After Mass, we went for a walk around town, then settled on a friendly-looking cafe for lunch. Charlie, who spoke very few words at the time, actually said to us, “I want pizza.” Now, Charlie knew he couldn’t have pizza, but he made the tremendous effort to ask for it anyway. Joe thought we should give him the pizza as an act of faith. So Charlie ate a personal-sized pizza for lunch. When he was done, he asked for another. We obliged. After the second pizza, he asked for chocolate cookies. Lots of language for this little guy! We left the cafe and found a bakery where we got him some chocolate cookies.

That night, Charlie slept peacefully. The next day, he was fine. He still had autism, but had no reaction to the foods he ate the day before. We went to the grotto one more time before our train left. While we were there, Charlie took the empty bottle from the water we had bought him at a store, went over to the spigot for the Lourdes water, filled it up, and drank it all. I’d say he got his fill of Lourdes water that day!

At home, we cautiously began to add forbidden foods to Charlie’s diet. The result? No sleepless nights, no giggle fits. Within a few months, he was off the restrictive diet but retained its benefits. Maybe it’s a coincidence. I like to think it was a gift from God.

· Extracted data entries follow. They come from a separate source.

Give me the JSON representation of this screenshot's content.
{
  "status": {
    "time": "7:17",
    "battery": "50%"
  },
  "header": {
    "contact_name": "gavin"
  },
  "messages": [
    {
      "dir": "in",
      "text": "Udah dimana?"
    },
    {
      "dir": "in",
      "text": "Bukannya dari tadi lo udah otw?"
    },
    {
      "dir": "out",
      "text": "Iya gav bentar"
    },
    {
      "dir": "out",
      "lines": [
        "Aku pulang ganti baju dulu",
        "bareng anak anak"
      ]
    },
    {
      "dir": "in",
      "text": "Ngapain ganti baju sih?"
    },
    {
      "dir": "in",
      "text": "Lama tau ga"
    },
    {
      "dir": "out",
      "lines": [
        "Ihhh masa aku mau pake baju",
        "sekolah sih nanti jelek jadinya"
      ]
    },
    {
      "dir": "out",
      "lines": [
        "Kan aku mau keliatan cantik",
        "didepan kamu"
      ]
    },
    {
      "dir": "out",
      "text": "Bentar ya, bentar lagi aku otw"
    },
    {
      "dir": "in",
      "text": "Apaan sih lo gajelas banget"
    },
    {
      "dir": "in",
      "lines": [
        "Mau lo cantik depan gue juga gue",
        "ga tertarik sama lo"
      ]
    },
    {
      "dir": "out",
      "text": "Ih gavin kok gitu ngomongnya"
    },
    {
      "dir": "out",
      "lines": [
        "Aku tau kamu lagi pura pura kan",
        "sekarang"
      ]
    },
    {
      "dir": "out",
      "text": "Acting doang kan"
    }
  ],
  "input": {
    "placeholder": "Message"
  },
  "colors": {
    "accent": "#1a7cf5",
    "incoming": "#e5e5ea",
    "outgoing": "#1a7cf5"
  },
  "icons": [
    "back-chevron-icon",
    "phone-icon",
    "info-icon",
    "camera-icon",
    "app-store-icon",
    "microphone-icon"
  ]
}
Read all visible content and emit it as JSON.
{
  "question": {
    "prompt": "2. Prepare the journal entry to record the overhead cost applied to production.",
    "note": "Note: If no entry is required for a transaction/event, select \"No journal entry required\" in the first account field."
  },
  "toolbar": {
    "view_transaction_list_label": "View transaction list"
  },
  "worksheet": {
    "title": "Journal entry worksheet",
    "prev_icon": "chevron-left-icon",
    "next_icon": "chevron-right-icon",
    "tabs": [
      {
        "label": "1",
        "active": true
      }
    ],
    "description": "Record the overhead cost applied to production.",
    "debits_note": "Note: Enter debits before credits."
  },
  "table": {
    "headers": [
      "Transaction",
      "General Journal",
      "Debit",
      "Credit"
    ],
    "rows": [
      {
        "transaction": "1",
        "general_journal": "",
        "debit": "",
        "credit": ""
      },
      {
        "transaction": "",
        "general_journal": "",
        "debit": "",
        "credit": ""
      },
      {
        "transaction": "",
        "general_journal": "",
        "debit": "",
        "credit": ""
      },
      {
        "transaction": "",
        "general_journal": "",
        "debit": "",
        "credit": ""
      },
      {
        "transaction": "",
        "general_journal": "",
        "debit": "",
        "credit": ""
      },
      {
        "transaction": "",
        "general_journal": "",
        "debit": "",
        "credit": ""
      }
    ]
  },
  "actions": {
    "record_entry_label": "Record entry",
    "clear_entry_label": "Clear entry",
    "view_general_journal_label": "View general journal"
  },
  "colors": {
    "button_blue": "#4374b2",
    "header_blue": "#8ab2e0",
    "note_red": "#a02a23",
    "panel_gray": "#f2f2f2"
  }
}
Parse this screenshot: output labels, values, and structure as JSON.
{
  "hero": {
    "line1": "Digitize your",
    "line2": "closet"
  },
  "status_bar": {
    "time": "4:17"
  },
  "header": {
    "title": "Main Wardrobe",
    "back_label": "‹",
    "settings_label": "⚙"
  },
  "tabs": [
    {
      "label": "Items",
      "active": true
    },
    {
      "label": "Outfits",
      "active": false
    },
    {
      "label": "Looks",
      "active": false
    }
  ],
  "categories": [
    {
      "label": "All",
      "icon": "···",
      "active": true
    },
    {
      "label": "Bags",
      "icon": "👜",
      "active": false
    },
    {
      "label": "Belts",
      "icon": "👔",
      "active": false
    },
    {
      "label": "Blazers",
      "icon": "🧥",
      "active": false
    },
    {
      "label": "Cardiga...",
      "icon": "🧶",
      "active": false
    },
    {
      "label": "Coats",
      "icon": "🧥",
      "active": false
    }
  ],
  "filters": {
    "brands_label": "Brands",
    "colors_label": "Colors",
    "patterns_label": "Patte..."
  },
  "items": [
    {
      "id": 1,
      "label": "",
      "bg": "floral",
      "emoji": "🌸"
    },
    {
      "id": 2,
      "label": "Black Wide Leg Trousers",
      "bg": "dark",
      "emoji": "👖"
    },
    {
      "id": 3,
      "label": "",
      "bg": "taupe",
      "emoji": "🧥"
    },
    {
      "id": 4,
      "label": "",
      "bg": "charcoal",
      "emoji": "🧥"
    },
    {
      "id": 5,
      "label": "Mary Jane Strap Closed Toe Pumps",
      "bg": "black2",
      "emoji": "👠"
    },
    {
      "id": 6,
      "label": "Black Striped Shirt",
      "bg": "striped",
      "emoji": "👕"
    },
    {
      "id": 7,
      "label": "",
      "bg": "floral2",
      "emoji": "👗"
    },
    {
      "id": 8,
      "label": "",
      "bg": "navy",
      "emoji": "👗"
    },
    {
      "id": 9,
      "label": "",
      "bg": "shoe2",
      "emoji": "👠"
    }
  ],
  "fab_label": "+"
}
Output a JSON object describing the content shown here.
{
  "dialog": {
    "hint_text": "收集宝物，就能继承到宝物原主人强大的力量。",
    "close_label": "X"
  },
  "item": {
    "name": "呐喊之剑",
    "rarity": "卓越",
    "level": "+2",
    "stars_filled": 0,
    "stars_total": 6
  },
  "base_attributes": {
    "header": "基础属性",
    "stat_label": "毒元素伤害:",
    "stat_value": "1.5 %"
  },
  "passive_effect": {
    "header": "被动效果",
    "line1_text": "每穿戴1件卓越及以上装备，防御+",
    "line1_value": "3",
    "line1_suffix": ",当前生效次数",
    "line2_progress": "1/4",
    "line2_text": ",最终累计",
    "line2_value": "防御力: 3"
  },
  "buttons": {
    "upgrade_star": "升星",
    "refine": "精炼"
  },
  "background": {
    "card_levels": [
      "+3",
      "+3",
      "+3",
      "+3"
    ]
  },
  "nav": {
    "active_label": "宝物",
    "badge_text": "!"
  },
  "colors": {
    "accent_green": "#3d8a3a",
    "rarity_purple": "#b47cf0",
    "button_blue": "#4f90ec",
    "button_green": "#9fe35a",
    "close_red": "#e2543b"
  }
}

One day, several months after our pilgrimage, I checked on Charlie in his room and he was crying softly. I wrapped my arms around him and asked him what was wrong. He said, “I want Lourdes.” I told him that maybe someday we would be able to go back and then I asked what it was about Lourdes that he missed. He put his hand on his heart and said, “Lourdes, spirit.”

That was all I could get out of him that day, but it made me believe my son had a profound encounter with the Holy Spirit on the Feast of Corpus Christi at the Shrine at Lourdes. It was at this same place, after all, that the Holy Spirit sent His spouse to work through a simple, humble peasant girl to call for conversions.

May all who read this story of my sweet, simple child and his experience at Lourdes have their faith strengthened by it.